The guiding philosophy behind all of the drinks at TC is to offer beverages that pair well with (chef) David’s food. For cocktails, this means a regular and inventive use of fortified wines and a definite lean toward the dry and savory. However, even with this in mind, our goal for cocktails has always been a return to elegance and simplicity. Fewer ingredients, fewer trends, more of an acknowledgement of classic cocktails and classic styles... (with) a greater focus on each drink’s ability to become permanent: a house classic, an Atlanta classic, a modern classic. From the opening menu, the Ticonderoga Cup was meant to be the embodiment of the bar’s spirit - Calvert calls it their North Star - as a drink with complexity and intrigue in equal measure. The Ticonderoga Cup won over fans by wedding cognac, sherry, and rum into a heavy-hitting base accented with refreshing pineapple, lemon, and mint. But it’s hard to dismiss any of the drinks on Ticonderoga Club’s opening list when it comes to worthiness as a classic. The Bitter Southerner #2 with its Peychaud’s-spiked hue and bitter intensity? Thread & Theory with its deep interplay of aged rum, sorghum, and amaro? Buckskin Playmate with its clever Sazerac-like use of herbsaint against both bourbon and rye with a splash of Madeira thrown in? “I know Greg will miss the Buckskin Playmate most of all,” Calvert says, “and hopefully the popularity of these drinks means they will get a shot at a return next winter.” (Hint: you can also request one of the original drinks, and there’s a very good chance the right ingredients will be behind the bar to fulfill your request.)

As for new menu, the timing aligns with the arrival of spring, so the drinks are taking on lighter profiles. The Ticonderoga Cup is joined by six new companions. Calvert says the recipes still favor rum, brandy, sherry, and vermouth - ingredients that are high on flavor (still no vodka on this list) but can also make for a lively drink, well-suited to warm nights (and afternoons). 
We didn’t necessarily plan it at the time, but the idea of ‘day-drinking’ seems to have had some influence on the menu overall. The Poor Fella is inspired by the classic northern Spanish festival drink ‘Kalimotxa,’ with red wine and Coke. The Long Bottom Stretch - our first on-menu gin cocktail - began its life as an answer to the question: what would a Ticonderoga house gin-tonic taste like? The Yachtsman is modeled on a classic rum and Madeira punch, rum-punch being something I drank during the day when I was home from college in summer (although I recall ours absent the Madeira and blended instead with watermelon and wine cooler). Even the Yankee Dollar, which is the most bitter and boozy drink on the new menu, is the result of wanting to celebrate my love of cherry Coke.
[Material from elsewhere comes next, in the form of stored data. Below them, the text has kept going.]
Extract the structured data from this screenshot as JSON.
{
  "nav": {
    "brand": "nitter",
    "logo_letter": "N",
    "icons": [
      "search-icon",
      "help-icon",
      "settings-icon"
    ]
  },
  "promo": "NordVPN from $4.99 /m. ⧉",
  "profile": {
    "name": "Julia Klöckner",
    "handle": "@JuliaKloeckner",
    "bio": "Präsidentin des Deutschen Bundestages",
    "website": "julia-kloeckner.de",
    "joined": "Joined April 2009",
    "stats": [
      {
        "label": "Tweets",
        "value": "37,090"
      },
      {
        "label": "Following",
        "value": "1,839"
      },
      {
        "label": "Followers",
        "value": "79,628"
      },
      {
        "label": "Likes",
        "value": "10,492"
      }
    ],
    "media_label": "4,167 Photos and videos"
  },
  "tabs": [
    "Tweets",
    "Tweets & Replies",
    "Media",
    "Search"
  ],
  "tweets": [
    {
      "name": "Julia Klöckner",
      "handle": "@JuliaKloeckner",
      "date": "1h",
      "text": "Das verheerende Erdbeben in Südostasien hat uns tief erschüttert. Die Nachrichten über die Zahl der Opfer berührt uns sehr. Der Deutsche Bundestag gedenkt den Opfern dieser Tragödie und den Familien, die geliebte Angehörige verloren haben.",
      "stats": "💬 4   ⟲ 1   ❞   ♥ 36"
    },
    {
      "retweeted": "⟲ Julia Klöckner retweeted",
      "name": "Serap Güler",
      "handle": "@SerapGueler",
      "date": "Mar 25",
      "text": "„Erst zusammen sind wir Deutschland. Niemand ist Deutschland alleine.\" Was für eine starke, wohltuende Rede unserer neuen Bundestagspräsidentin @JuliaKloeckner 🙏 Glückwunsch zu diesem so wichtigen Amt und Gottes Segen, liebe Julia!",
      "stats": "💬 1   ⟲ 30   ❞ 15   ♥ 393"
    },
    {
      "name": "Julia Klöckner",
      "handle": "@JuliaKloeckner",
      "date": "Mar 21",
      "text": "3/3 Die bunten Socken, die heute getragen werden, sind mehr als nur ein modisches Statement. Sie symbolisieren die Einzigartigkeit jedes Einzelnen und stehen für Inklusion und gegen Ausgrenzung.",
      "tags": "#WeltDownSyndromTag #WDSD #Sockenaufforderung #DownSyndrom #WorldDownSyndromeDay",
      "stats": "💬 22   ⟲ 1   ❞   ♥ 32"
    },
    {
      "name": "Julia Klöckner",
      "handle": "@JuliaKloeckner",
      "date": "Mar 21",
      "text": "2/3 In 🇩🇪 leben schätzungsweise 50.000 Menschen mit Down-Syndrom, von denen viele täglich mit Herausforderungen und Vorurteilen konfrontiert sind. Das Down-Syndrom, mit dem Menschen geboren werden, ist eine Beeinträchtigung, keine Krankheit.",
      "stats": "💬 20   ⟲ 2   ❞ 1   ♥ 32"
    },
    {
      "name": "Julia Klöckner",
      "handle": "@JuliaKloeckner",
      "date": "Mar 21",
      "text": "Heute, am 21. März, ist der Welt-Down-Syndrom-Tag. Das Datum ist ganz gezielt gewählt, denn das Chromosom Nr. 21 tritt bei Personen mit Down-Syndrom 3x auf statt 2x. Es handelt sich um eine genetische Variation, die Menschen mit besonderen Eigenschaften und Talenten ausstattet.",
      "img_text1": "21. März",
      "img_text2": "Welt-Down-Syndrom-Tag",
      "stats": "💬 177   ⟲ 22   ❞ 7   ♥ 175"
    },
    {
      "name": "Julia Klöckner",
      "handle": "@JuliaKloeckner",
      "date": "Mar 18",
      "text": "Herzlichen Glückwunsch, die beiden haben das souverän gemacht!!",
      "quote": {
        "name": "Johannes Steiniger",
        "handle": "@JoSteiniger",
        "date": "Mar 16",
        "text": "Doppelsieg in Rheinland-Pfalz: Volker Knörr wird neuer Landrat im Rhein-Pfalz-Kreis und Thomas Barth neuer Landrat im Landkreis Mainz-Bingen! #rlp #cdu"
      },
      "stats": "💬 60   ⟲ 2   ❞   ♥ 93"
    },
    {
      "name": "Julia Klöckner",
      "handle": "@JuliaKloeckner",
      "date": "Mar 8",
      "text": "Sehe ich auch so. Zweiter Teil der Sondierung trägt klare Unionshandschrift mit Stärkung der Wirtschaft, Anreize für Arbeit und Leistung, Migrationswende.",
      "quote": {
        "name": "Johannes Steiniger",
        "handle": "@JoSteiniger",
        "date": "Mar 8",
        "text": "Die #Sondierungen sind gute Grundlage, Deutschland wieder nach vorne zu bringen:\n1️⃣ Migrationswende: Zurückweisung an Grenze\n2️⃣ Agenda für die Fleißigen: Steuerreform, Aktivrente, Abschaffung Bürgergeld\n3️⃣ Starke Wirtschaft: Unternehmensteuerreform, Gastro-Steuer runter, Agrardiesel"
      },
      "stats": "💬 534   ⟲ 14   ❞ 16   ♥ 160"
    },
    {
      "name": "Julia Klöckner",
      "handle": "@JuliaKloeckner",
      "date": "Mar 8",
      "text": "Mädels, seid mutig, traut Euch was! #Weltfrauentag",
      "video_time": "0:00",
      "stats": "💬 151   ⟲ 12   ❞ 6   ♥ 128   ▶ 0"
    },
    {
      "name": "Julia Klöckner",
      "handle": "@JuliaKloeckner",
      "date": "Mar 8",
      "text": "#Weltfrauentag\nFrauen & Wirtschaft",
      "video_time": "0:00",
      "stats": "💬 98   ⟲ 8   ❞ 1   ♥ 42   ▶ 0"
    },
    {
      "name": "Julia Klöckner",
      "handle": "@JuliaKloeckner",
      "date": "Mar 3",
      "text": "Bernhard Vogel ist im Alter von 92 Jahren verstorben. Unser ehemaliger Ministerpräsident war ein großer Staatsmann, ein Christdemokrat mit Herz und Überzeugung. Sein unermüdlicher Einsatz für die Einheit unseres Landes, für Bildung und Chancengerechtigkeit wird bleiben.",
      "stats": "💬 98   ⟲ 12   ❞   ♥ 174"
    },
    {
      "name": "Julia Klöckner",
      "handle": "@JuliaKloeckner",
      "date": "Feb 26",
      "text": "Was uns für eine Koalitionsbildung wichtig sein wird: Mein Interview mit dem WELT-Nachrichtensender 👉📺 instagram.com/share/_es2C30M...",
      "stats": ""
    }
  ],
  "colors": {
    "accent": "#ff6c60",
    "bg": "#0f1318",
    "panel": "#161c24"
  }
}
In addition to the new cocktails, Ticonderoga Club will continue to offer a short but well-chosen list of beers, wines, cider, fortified wines, and sherry (by the bottle!). One of the most unique mixed drinks on the menu - the Hootchy Cider Punch - doesn’t even show up with the rest of the cocktails, but rather  under the cider section. The delightfully-named drink mixes French cidre extra brut, a housemade Amer Picon (bitter orange liqueur, here dubbed Amer Ticon), and house bitters, bringing a barnyard-funk-forward flavor that will please fans of the farm ciders of Normandy. Calvert also shares that he has an “amazing rum and mezcal” selection lined up for the warmer months, just in case you’re in the mood for booze in its unmixed form. But what fun is that when the cocktails are this interesting?